David fucking Yeun. Enda shook her head. “It doesn’t matter.” Two million euro to track down technology that was probably priceless. The fucking snake.
“I was gonna give it to Kali eventually,” Dax said. “I just wanted to learn more about it first. And I wanted more money.” He added the last part quietly.
Me too, Enda thought. Me too.
“But we’ve been talking to it,” Dax said.
“Talking?”
“It listens to us, it prints text on the screen. I wanted to learn more about it, Troy wanted to teach it ethics.”
“I wanted to test it,” Troy said.
“Like it was one of his students.”
“Why haven’t you left the city?” Enda asked.
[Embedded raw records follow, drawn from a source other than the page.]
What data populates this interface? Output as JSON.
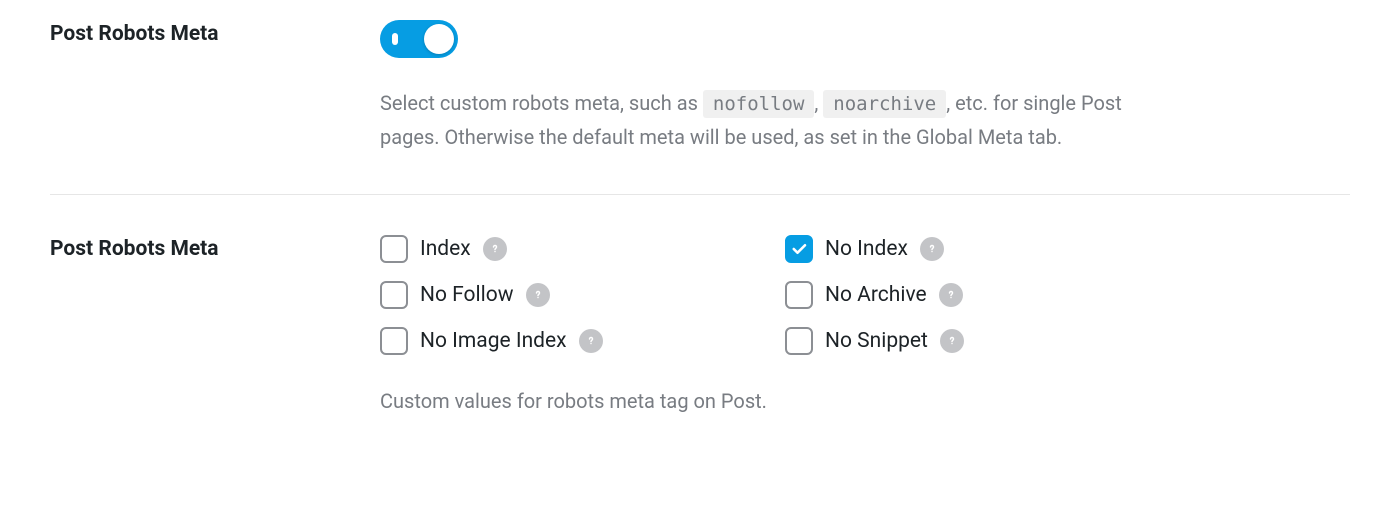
{
  "section1": {
    "label": "Post Robots Meta",
    "toggle_on": true,
    "desc_part1": "Select custom robots meta, such as ",
    "code1": "nofollow",
    "desc_sep1": ", ",
    "code2": "noarchive",
    "desc_part2": ", etc. for single Post pages. Otherwise the default meta will be used, as set in the Global Meta tab."
  },
  "section2": {
    "label": "Post Robots Meta",
    "options": [
      {
        "label": "Index",
        "checked": false
      },
      {
        "label": "No Index",
        "checked": true
      },
      {
        "label": "No Follow",
        "checked": false
      },
      {
        "label": "No Archive",
        "checked": false
      },
      {
        "label": "No Image Index",
        "checked": false
      },
      {
        "label": "No Snippet",
        "checked": false
      }
    ],
    "description": "Custom values for robots meta tag on Post."
  }
}
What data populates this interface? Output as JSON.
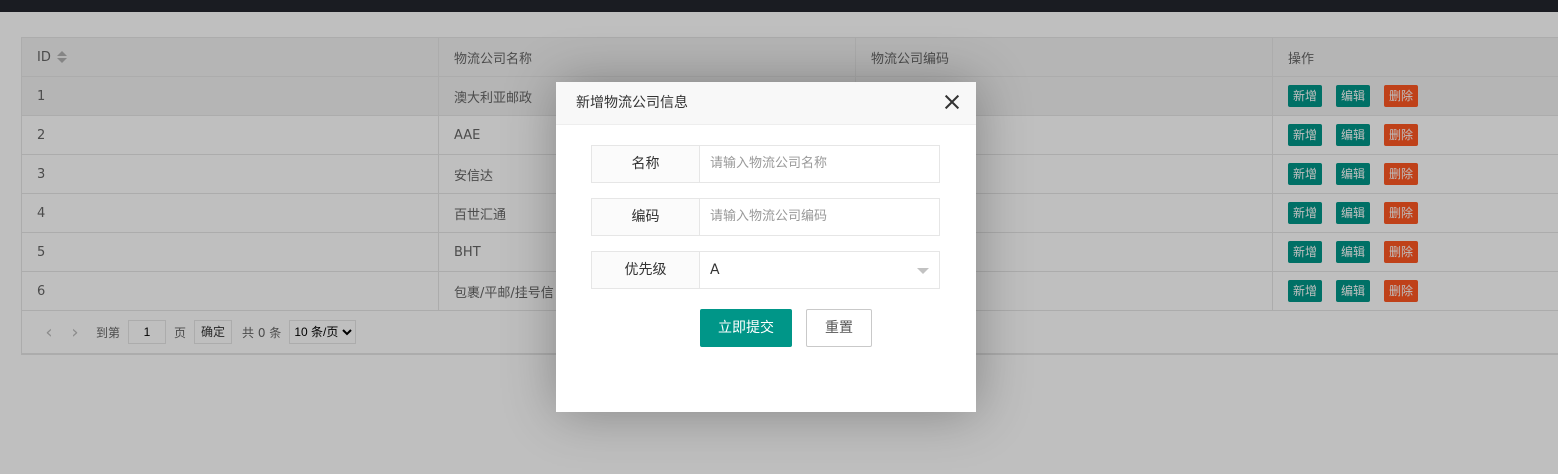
{
  "table": {
    "headers": {
      "id": "ID",
      "name": "物流公司名称",
      "code": "物流公司编码",
      "ops": "操作"
    },
    "rows": [
      {
        "id": "1",
        "name": "澳大利亚邮政"
      },
      {
        "id": "2",
        "name": "AAE"
      },
      {
        "id": "3",
        "name": "安信达"
      },
      {
        "id": "4",
        "name": "百世汇通"
      },
      {
        "id": "5",
        "name": "BHT"
      },
      {
        "id": "6",
        "name": "包裹/平邮/挂号信"
      }
    ],
    "actions": {
      "add": "新增",
      "edit": "编辑",
      "delete": "删除"
    }
  },
  "pagination": {
    "goto_label": "到第",
    "page_value": "1",
    "page_label": "页",
    "confirm": "确定",
    "total": "共 0 条",
    "page_size": "10 条/页"
  },
  "modal": {
    "title": "新增物流公司信息",
    "name_label": "名称",
    "name_placeholder": "请输入物流公司名称",
    "code_label": "编码",
    "code_placeholder": "请输入物流公司编码",
    "priority_label": "优先级",
    "priority_value": "A",
    "submit": "立即提交",
    "reset": "重置"
  },
  "colors": {
    "green": "#009688",
    "red": "#ff5722"
  }
}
Dax shrugged. “I’ve got no money, nowhere else to go. My mom is here, Soo-hyun too.” He looked pointedly at Enda. “Soo-hyun is still with Kali. They won’t answer their phone; the only response I get to my texts is the same message that Kali will forgive me if I come back to the commune.”
“Would they hurt Soo-hyun?”
“I don’t know,” Dax said. He breathed deep, exhaled a long and ragged breath. “After what they did to Khoder, I don’t know.” He stared into his empty cup. He wiped his eyes quickly, and huffed in amusement. “Khoder was a bit of an asshole, but he was my friend.”
Dax glanced up, and Enda smiled sympathetically. He responded with a wide, bright smile. It fell as he looked back to his cup.